2 November 2025

What’s Behind the Global Gen Z Revolution?

Robert A. Manning

The rise of youth-led political movements in the Global South point to structural inequalities in the global system.

The Red Cell series is published in collaboration with the Stimson Center. Drawing upon the legacy of the CIA’s Red Cell—established following the September 11 attacks to avoid similar analytic failures in the future—the project works to challenge assumptions, misperceptions, and groupthink with a view to encouraging alternative approaches to America’s foreign and national security policy challenges. For more information about the Stimson Center’s Red Cell Project, see here.
Red Cell

Gen Z, stifled by internet censors, corrupt governments, and a deficit of job opportunities, is wreaking havoc on governments across Africa, South Asia, and Southeast Asia. One after another, youth-led protests have spread across Bangladesh, Kenya, Nepal, Indonesia, Morocco, and Madagascar, becoming a major political force. Demonstrations of this type have toppled governments in Bangladesh, Nepal, and Madagascar, and led other states like Kenya and Morocco to reverse unpopular policies.

In South and Southeast Asia, roughly one-third of the population is under 25. In Africa, some 890 million are in the youth cohort, with a median age of 19.3. In sum, Gen Z in Asia and Africa totals around 1.8 billion. Youth-centric demographics are a double-edged sword. They can enable nations in the Global South to climb the development ladder with the right mix of education, economic policies, and adequate governance, or they can be a source of instability and internal conflict. For better or worse, Gen Z is driving political change, and the outcome of this process will ripple through the global economic and political order.

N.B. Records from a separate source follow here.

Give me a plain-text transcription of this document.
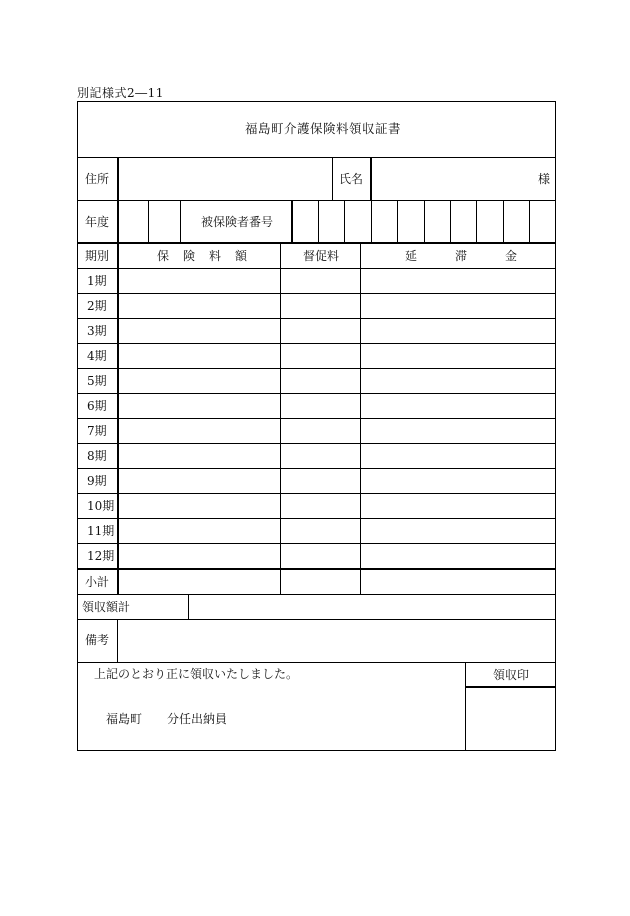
別記様式2―11
福島町介護保険料領収証書
住所	氏名	様
年度	被保険者番号
期別	保険料額	督促料	延滞金
1期
2期
3期
4期
5期
6期
7期
8期
9期
10期
11期
12期
小計
領収額計
備考
上記のとおり正に領収いたしました。	領収印
福島町 分任出納員
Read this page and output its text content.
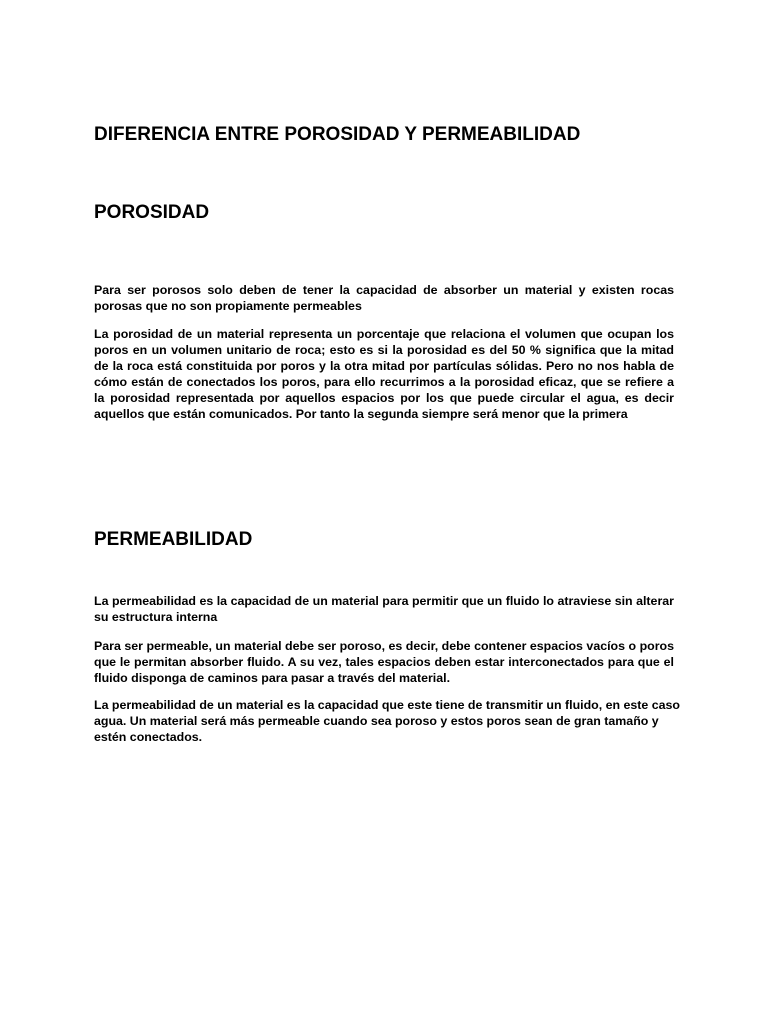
DIFERENCIA ENTRE POROSIDAD Y PERMEABILIDAD
POROSIDAD

Para ser porosos solo deben de tener la capacidad de absorber un material y existen rocas porosas que no son propiamente permeables

La porosidad de un material representa un porcentaje que relaciona el volumen que ocupan los poros en un volumen unitario de roca; esto es si la porosidad es del 50 % significa que la mitad de la roca está constituida por poros y la otra mitad por partículas sólidas. Pero no nos habla de cómo están de conectados los poros, para ello recurrimos a la porosidad eficaz, que se refiere a la porosidad representada por aquellos espacios por los que puede circular el agua, es decir aquellos que están comunicados. Por tanto la segunda siempre será menor que la primera

PERMEABILIDAD

La permeabilidad es la capacidad de un material para permitir que un fluido lo atraviese sin alterar su estructura interna

Para ser permeable, un material debe ser poroso, es decir, debe contener espacios vacíos o poros que le permitan absorber fluido. A su vez, tales espacios deben estar interconectados para que el fluido disponga de caminos para pasar a través del material.

La permeabilidad de un material es la capacidad que este tiene de transmitir un fluido, en este caso agua. Un material será más permeable cuando sea poroso y estos poros sean de gran tamaño y estén conectados.
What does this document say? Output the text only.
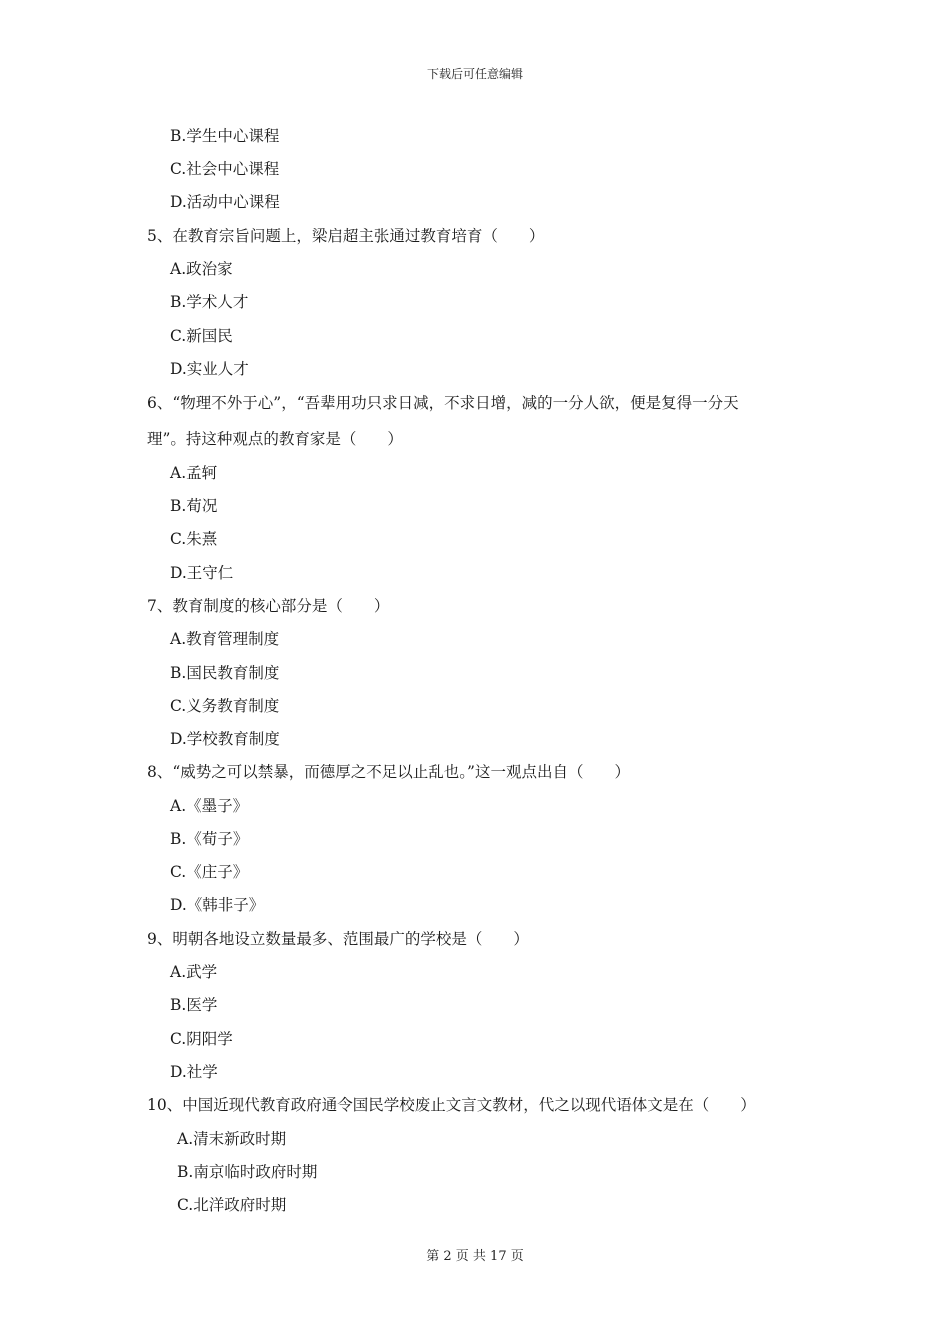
下载后可任意编辑
B.学生中心课程
C.社会中心课程
D.活动中心课程
5、在教育宗旨问题上，梁启超主张通过教育培育（　　）
A.政治家
B.学术人才
C.新国民
D.实业人才
6、“物理不外于心”，“吾辈用功只求日减，不求日增，减的一分人欲，便是复得一分天
理”。持这种观点的教育家是（　　）
A.孟轲
B.荀况
C.朱熹
D.王守仁
7、教育制度的核心部分是（　　）
A.教育管理制度
B.国民教育制度
C.义务教育制度
D.学校教育制度
8、“威势之可以禁暴，而德厚之不足以止乱也。”这一观点出自（　　）
A.《墨子》
B.《荀子》
C.《庄子》
D.《韩非子》
9、明朝各地设立数量最多、范围最广的学校是（　　）
A.武学
B.医学
C.阴阳学
D.社学
10、中国近现代教育政府通令国民学校废止文言文教材，代之以现代语体文是在（　　）
A.清末新政时期
B.南京临时政府时期
C.北洋政府时期
第 2 页 共 17 页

The era of “polycrises”—a cascade of multiple interacting crises—adds another layer to the challenge that governments in these youthful nations face. Many of these states are trying to navigate their demographic challenges amid the entropy of an uncertain world order, coercive great powers, deep debt, shrinking aid and investment, and climate change. The World Bank lists 39 “fragile and conflict-affected states.” Less-developed countries have become the “losers” in a fragmenting world of growing North-South, South-South, and middle-income-versus-poorer divides.